Thursday, March 12, 2009

the Dean's Breakfast.

One of those oddball gigs that show up on my calendar is this one, the Dean's Breakfast. It's a coffee and donut thing thrown the first friday of every month at Cudd Hall on the Tulane campus by the Lagniappe people, in this case the straw boss is Tom Moody, who snapped this picture of the trio. Left to right we're John Doheny, Rob Kohler (whose gig it is, so I guess we're the Rob Kohler trio) and yes that is indeed the Cadillac of Jazz Guitar, Steve Masakowski, on the right. We've had kind of a revolving cast of chord guys on the gig since it began last September, including Jesse Mcbride and Mike Pellera from NOCCA. Rob's brother Lee even drove in from Florida for a couple. It's looks like Steve's got the chair for the next few and we're very happy about that. People kept swimming up close and whispering "hey. That's Steve Masakowski!" and we'd say "aw, you know, we tried to get somebody good, but..."

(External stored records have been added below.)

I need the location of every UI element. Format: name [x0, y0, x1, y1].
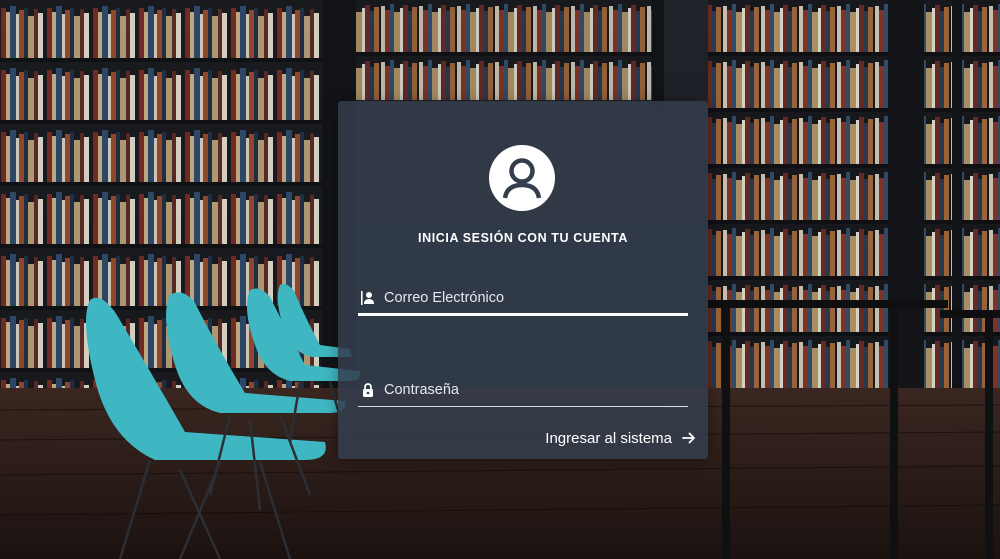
email-underline [358, 313, 688, 316]
password-underline [358, 406, 688, 407]
user-icon [360, 290, 376, 306]
submit-label: Ingresar al sistema [545, 429, 672, 447]
submit-button[interactable]: Ingresar al sistema [545, 427, 696, 449]
password-field-group [358, 376, 688, 407]
email-field-group [358, 284, 688, 316]
user-circle-icon [489, 145, 555, 211]
email-input[interactable] [384, 284, 684, 312]
login-title: INICIA SESIÓN CON TU CUENTA [418, 231, 628, 245]
password-input[interactable] [384, 376, 684, 404]
login-card: INICIA SESIÓN CON TU CUENTA Ingresar al … [338, 101, 708, 459]
arrow-right-icon [682, 432, 695, 444]
lock-icon [360, 382, 376, 398]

Lagniappe is also underwriting the Jazz at the Rat series, a terrific opportunity for students at Tulane to listen to and in some cases play with some very heavy guest artists. Big up to the Lagniappe folks.





The really weird thing about the Dean's Breakfast gig is, the downbeat is at 9:45. In the morning. Amazingly, there are apparently two 9:45s in the same day. Who'd a thunk it?